Ainda é preciso votar os destaques do texto, que depois segue para o Senado.
O
projeto de lei convalida todos os incentivos concedidos unilateralmente
pelos estados. Pela legislação, ao conceder uma redução de ICMS, o
estado tem que submeter essa decisão ao Confaz (conselho que reúne os
secretários de fazenda dos 27 estados e Distrito Federal).
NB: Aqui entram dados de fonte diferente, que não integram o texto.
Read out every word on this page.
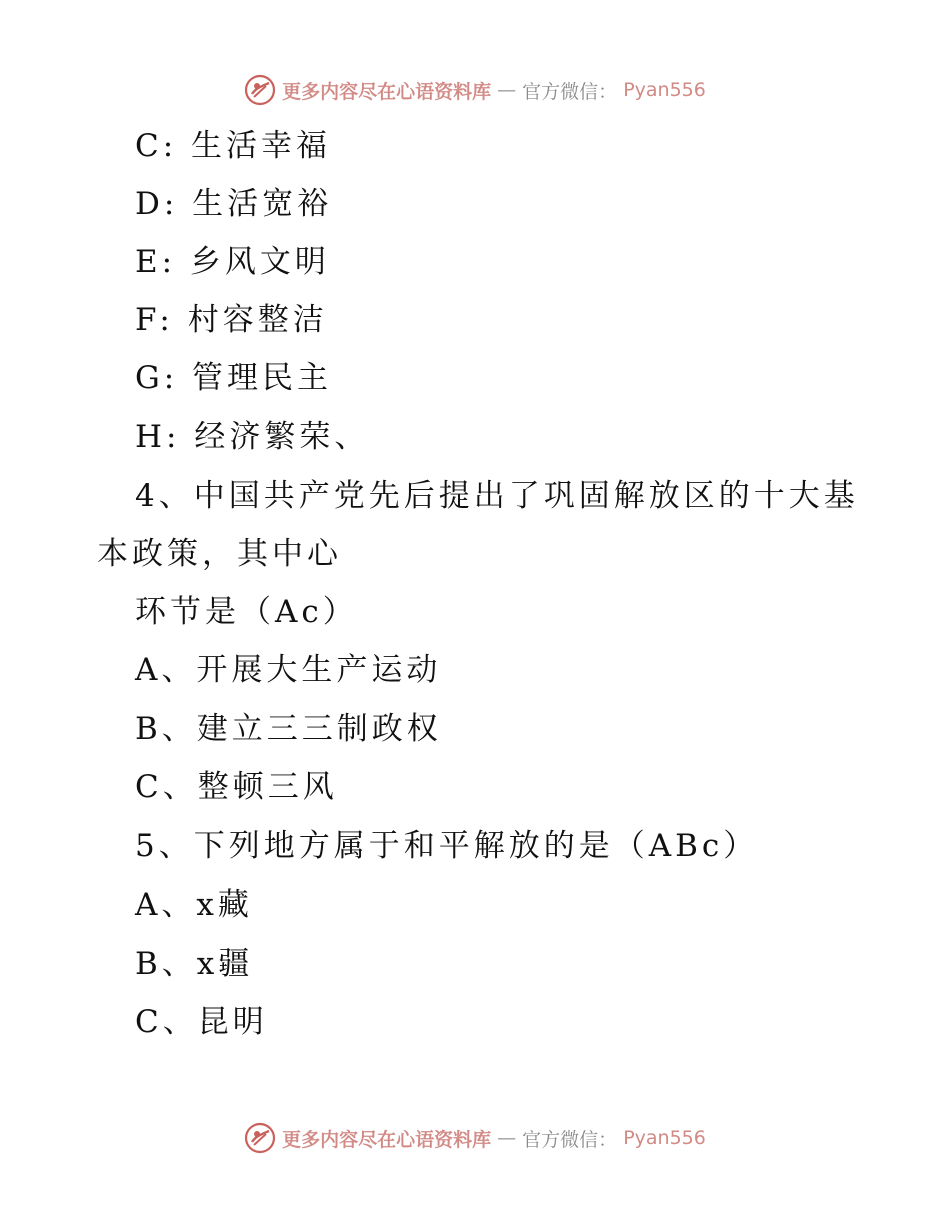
更多内容尽在心语资料库 — 官方微信： Pyan556
C: 生活幸福
D: 生活宽裕
E: 乡风文明
F: 村容整洁
G: 管理民主
H: 经济繁荣、
4、中国共产党先后提出了巩固解放区的十大基
本政策，其中心
环节是（Ac）
A、开展大生产运动
B、建立三三制政权
C、整顿三风
5、下列地方属于和平解放的是（ABc）
A、x藏
B、x疆
C、昆明
更多内容尽在心语资料库 — 官方微信： Pyan556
Na prática, porém, os estados não cumprem essa exigência, praticando o
que ficou conhecido como guerra fiscal. Sem a aprovação do Confaz,
porém, os benefícios podem ser contestados.
O grande volume de
incentivos acumulados virou uma fonte de insegurança jurídica para
muitas empresas que usam dos benefícios. Em 2017, para resolver esse
problema, o Congresso aprovou um projeto de lei que revalidou todos os
incentivos fiscais concedidos ilegalmente pelos estados para o setor
produtivo, fixando um prazo de validade.
Os benefícios
concedidos a empresas do setor industrial receberam 15 anos de vigência.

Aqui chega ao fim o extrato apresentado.